By Mark Green (sceincefromaway.com)

Hoosick Falls is a lovely town in upstate New York near the Vermont border and famous as the home of a remarkable painter: Grandma Moses. Recently, it became famous again, for the discovery that a chemical associated with the production of non-stick cookware, perfluorooctanoic acid (PFOA), is at a dangerously high level in drinking water found in town wells. PFOA is more than suspected of causing maladies as serious as cancer. Evidence of the danger of PFOA is that the corporate source of the water contamination is handing out free bottled drinking water in a local market. In an article in The New York Times, we learn that the suspicion of one town resident about the death of his father led him to test his drinking water. http://www.nytimes.com/2016/02/29/nyregion/fears-about-water-supply-grip-village-that-made-teflon-products.html?_r=0
This discovery led to frustrating and conflicting announcements (!!) from both the federal Environmental Protection Agency and the New York State Department of Health about the danger of PFOA and related chemicals in the town’s drinking water. Both agencies depend on laboratory results, but too often problems of this kind are not first detected or evaluated by analytical chemistry, but rather by the observations of people living in affected areas. Such observations belong to the category of epidemiology. It reflects the methods coal miners developed to protect themselves. Many years ago, coal miners, fearing noxious gases in the mine, including deadly carbon monoxide, would carry canaries with them. The bird with its rapid respiration and small size would keel over long before the miners were affected, allowing time for escape. Unfortunately, the residents of Hoosick Falls were the “canaries in the coal mine” for the presence of PFOA in the supposedly potable water in their town. All too often, laboratory tests involving minute amounts of chemicals that are dangerous to health do not reveal the danger. It takes the effect on our bodies to reveal the problem.

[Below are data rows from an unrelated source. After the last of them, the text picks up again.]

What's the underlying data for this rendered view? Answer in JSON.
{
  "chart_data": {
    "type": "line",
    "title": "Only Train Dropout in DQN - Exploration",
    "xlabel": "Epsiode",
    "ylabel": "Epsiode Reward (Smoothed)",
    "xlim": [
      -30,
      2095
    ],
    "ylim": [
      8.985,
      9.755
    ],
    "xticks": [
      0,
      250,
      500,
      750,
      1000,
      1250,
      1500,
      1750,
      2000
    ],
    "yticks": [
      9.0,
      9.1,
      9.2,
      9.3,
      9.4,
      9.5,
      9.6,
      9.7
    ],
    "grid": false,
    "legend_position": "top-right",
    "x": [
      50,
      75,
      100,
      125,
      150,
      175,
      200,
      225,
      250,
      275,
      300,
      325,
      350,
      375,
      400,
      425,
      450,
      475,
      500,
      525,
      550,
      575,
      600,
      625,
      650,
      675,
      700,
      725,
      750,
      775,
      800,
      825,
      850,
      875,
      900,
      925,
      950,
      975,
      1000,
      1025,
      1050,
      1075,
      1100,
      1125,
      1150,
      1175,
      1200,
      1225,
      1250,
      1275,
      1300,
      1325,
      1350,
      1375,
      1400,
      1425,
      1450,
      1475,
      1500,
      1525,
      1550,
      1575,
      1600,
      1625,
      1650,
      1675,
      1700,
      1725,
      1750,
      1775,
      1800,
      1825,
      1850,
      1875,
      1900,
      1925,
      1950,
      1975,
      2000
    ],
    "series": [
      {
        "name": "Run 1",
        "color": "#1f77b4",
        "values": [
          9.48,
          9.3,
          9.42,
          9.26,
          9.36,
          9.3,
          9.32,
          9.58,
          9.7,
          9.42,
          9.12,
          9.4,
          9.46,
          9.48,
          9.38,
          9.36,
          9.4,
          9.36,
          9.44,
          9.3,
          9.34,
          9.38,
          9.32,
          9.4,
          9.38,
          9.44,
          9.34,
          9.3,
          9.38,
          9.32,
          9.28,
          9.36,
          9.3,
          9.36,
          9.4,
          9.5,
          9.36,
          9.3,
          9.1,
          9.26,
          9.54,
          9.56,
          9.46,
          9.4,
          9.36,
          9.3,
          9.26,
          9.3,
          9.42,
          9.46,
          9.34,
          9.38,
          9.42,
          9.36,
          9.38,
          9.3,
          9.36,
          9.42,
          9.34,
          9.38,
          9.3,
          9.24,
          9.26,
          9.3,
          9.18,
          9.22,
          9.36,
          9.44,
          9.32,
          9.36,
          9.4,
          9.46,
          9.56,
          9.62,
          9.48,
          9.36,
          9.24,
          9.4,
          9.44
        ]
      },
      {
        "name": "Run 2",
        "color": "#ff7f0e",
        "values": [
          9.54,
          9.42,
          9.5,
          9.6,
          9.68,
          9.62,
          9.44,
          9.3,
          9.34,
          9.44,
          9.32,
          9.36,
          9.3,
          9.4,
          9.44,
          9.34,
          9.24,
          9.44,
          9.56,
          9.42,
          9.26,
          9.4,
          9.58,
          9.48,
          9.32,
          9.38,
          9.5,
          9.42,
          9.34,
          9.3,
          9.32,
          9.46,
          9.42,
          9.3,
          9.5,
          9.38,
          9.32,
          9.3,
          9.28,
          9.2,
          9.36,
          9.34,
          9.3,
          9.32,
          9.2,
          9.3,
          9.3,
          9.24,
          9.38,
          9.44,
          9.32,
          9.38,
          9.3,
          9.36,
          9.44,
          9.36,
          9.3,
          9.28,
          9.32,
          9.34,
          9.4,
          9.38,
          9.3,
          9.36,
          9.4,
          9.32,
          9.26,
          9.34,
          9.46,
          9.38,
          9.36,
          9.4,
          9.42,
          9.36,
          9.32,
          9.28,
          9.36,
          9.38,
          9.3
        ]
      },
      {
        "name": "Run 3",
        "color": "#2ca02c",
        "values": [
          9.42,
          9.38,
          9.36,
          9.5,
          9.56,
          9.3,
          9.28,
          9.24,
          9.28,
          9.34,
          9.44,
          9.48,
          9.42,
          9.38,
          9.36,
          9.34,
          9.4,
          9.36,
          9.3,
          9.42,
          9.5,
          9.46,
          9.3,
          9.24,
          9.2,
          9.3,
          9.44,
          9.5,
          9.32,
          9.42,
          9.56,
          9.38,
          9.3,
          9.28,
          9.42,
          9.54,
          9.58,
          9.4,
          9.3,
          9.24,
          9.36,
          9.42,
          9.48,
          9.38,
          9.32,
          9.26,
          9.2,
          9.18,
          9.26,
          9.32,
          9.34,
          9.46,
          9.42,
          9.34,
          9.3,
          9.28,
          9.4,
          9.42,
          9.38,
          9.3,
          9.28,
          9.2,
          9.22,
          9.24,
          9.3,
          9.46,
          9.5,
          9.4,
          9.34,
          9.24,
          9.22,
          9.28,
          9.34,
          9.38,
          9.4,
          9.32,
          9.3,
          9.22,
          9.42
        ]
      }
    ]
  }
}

Epidemiology is constructed from the Greek language: epi–upon; demos–people; logos–study. There are some very inter-esting historical examples of the value of epidemiological studies, which are the foundation of the field of public health. They take us from supernatural sources of disease to a rational scientific basis for illness and death. Hippocrates (460–377 BC), the source of the advice to doctors to “do no harm,” is given credit for being the first epidemiologist. He pointed to the fact that yellow fever and malaria occurred most often in swampy areas. This led to a rational rather than a supernatural basis for disease and ways to protect people from contagion.
It was thousands of years later that Walter Reed, an army physician, made the connection between malaria and mosquitoes. But Hippocrates’ observation was the essential clue. Hippocrates focused much attention on the source of the water that people drink. This idea may have influenced John Snow (1813–1858), who tried to track down the source of recurrent cholera epidemics in London in the 1800s. Taking an epidemiological approach, Dr. Snow found a connection between those parts of the city affected by cholera and distinct sources of water. He proved his point by removing the handle from one water pump causing a sudden drop in cholera cases by people using that pump. This was before the bacterial source of disease was accepted; it demonstrated that something was in the water and that the source of cholera was not some mysterious miasma in the air.
Then there is the example of Ignaz Semmelweis (1818–1865), a medical doctor in Vienna who observed the difference between two clinics in a maternity hospital. In one, women were dying in large numbers from what was called childbed fever. In the other, far fewer met this fate. He found that in the deadly clinic, doctors were coming directly from autopsies without washing their hands. After hand washing was strictly required, deaths from childbed fever dropped precipitously. In this time before an understanding of the germ theory of disease, the connection with washing the hands was not clearly understood. In another convincing example, before the sources of disease were understood, it was observed in many places all around the world that servants who milked cows would often get cowpox but would be immune to smallpox leading to one of the foundations of the discovery of the value of vaccination first proposed for this problem by Edward Jenner (1749–1823).
There is so much more demonstrating the continuing value of epidemiology. For one example, did we understand the reason why people who smoked got lung cancer or other maladies? We were the canaries that demonstrated the danger of smoking long before medical research could find the reason for this danger. Are the people of parts of Louisiana the canary suffering from flooding caused by unprecedented rainfall arising from our behavior leading to global warming, which is misunderstood and denied by many?